Thursday, March 4, 2010

Spring in the Appalachians

Even after 20 years, the word Appalachian seems foreign. I'm native to the high desert ranges of the west, years later I'm still a transplant, like the rainbows and browns of my adopted riparian home. But I've followed their lead and adapted.

Snow falls of the winter of 2009-10 are reported to rival the banner year of 1960 and March may yet be a lion. I've felt slightly dirty this early spring as I've anxiously participated in the NC Hatcheries delayed harvest. A steady winter diet of "The Drake" will do that to you. But the smudges on my fishy heart didn't keep it from accelerating as I stood high on a bank and spotted the hypnotic gentle motion of a 20 inch trout drafting behind a rock in flat water no deeper than my knees and right below my high vantage point. The best part of the day was the 20 minutes dry on a elevated bank watching the trout as I switched up leaders and tied on a small Adams and plotted my taking of the first very nice fish of a new decade.

I'll blame it on rust, but after a day of nonchalantly flinging nymphs and streamers to deep oblivious trout, the entire cast felt like an air ball from the free throw line. With no sense of timing and the pressure of a nice fish in slow shallow water, I dropped the cast hard with the end of the fly line landing about at the dorsal fin busting the previously relaxed fish from it's lair, scattering smaller trout in an impressive surface wake as it shot out of sight.

In my days in pursuit of trout I have experienced those deeply satisfying periods on the water when I am in the zone. A skilled predator reading the movements, temperament and environment of the prey.

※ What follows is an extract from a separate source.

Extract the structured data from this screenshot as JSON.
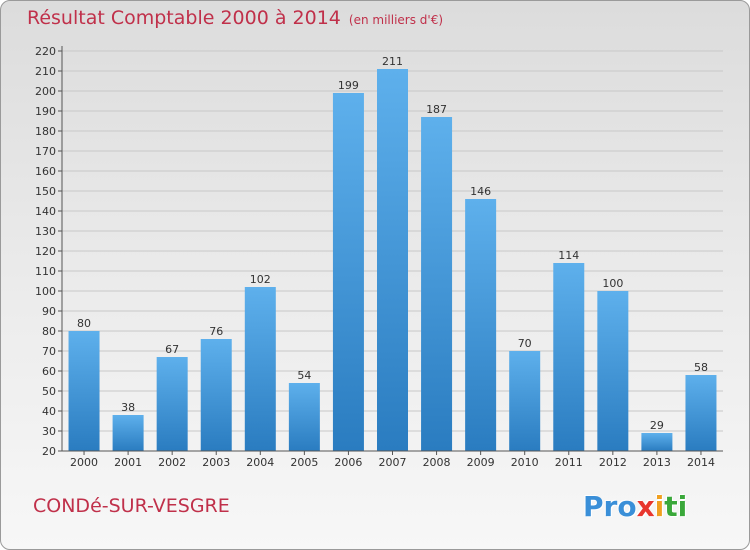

Joyfully lost in the hunt and capture of these colored writhing beautiful works of art. I'm mystically in rhythm with everything around me, a part of the system. These moments are surrounded by hours of stumbling, slipping, flailing, mumbling and chucking and feeling as foreign to the wild rolling water as a 3 piece suited Philadelphia Lawyer in a rain forest. I analyze the cause of this contrasting experience. Rarely when I'm off the water, but always when I'm in the heat of failure and frustration. "What is going on? You are better than this!" I've not found the secret inner formula but the solution is typically a foolish trout that isn't where it should be and for some unknown reason (rebellion, piscator compassion, youthful exuberance?) assaults a poorly placed fly and in the very act of instinctively setting the hook and being connected with wilderness through a length of monofilament and tiny tuft of feather and fur I'm transformed from alien to native. Synapses, capillaries and muscles twitch in synced rhythm with the environment and I stand on the threshold of top predator.